During his 35-year tenure at Gray Cary, Joe Neeper developed more than 20 partners and associates to represent large employers in the San Diego community as well as public entities, arts organizations and several universities. Among his prominent clients were General Dynamics, Solar Turbines, the Copley Press and the Zoological Society of San Diego.

“He produced decades of labor peace in San Diego by working collaboratively with both unions and management,” said his law school classmate, partner and friend, Pat Crowell.

Joe Neeper also served as general counsel to the University of San Diego, where he was an adjunct labor law professor for more than 20 years. And he mentored a raft of young attorneys along the way.

“Joe was truly the Dean of San Diego management-side labor law,” said Rich Paul, now a prominent, San Diego labor lawyer. “He taught us how to be good lawyers, but more than that, he showed us how to be professionals. By his example, Joe combined service to the firm’s clients, service to the community’s institutions and his life-long passion for teaching all into one magnificent career.” In 1982, Joe Neeper became Gray Cary’s first managing partner, a position he held until 1989 when he stepped down to become the firm’s first chair.

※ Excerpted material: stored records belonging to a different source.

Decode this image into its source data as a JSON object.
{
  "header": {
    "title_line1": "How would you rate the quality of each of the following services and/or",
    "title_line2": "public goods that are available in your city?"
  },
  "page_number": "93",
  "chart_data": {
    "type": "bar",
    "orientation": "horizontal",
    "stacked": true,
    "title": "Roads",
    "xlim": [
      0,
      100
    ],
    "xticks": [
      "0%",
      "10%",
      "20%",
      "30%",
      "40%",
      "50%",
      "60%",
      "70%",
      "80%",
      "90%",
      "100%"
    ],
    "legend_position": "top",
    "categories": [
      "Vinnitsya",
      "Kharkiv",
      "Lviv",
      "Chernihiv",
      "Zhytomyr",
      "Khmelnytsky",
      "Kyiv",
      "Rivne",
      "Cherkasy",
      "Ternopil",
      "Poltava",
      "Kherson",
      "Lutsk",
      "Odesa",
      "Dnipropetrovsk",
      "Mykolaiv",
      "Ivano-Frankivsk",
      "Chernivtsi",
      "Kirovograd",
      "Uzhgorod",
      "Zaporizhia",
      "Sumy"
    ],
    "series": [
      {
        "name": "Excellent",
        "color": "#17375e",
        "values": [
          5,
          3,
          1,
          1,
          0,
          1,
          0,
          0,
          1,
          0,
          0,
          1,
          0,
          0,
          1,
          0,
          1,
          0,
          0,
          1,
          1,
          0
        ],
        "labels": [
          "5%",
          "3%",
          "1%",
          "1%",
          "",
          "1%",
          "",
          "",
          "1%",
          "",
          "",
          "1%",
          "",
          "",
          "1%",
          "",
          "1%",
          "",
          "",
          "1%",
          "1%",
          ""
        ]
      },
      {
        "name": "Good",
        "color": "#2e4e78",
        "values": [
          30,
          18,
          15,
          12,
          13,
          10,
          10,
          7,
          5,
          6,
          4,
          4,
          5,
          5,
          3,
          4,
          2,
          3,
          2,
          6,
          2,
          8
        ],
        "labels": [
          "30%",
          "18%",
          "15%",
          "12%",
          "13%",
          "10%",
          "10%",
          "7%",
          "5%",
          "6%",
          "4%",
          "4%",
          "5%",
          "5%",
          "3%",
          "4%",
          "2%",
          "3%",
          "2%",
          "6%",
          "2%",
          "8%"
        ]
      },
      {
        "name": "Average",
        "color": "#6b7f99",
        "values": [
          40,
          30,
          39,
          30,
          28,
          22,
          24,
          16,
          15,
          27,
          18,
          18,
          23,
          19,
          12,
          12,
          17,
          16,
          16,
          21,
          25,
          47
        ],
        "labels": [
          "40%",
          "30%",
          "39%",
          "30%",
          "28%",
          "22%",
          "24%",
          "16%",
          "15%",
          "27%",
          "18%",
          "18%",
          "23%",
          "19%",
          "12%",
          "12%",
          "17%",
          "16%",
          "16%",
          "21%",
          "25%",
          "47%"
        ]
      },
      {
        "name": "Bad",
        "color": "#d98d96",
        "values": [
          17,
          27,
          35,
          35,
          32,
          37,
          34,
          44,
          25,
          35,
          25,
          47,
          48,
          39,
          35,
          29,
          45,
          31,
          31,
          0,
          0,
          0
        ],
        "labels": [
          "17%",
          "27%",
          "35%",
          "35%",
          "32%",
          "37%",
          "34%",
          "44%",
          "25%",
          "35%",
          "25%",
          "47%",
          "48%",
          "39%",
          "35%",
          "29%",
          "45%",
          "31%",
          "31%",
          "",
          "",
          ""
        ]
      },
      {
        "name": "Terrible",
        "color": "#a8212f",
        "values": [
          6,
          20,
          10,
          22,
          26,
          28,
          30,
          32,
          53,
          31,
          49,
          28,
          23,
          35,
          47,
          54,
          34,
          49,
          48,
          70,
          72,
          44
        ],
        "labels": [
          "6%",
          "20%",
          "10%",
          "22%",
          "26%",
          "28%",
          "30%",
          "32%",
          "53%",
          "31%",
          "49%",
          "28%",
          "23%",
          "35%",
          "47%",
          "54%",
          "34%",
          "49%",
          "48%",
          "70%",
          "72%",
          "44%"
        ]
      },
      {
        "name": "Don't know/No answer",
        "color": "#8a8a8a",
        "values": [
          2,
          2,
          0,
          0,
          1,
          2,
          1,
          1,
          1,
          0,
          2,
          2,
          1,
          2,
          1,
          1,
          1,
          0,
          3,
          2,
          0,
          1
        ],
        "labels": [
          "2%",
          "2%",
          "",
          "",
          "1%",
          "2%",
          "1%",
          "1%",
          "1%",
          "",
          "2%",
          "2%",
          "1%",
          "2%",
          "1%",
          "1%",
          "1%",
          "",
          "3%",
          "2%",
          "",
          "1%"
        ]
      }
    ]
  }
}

Respected throughout Southern California, he was nominated to join the City of Los Angeles Employee Relations Board, where he served from 1968 to 1994. After he retired from active practice at Gray Cary in 1995, he accepted Gov. Wilson’s appointment to be a commissioner on the Public Utilities Commission, where he served for almost six years.

Josiah Light Neeper was born on May 5, 1930 in Philadelphia, the youngest of three children. When his father died, he was sent at age six to Girard College, an orphanage in Philadelphia, where he remained until he graduated from high school and rejoined his mother who had moved to San Diego. Graduating from San Diego State College with a bachelor’s degree in economics, Joe Neeper served two years in the Army in Germany before entering law school at UCLA.

Well beyond the legal arena, Joe Neeper contributed to his community, serving as a director or officer for, among other institutions, the Old Globe, San Diego Opera, the San Diego Zoo, Scripps Memorial Hospital and the Timken Museum of Art. In those roles, he put into action his strong conviction that professionals had both the responsibility and the privilege of serving their community and its institutions.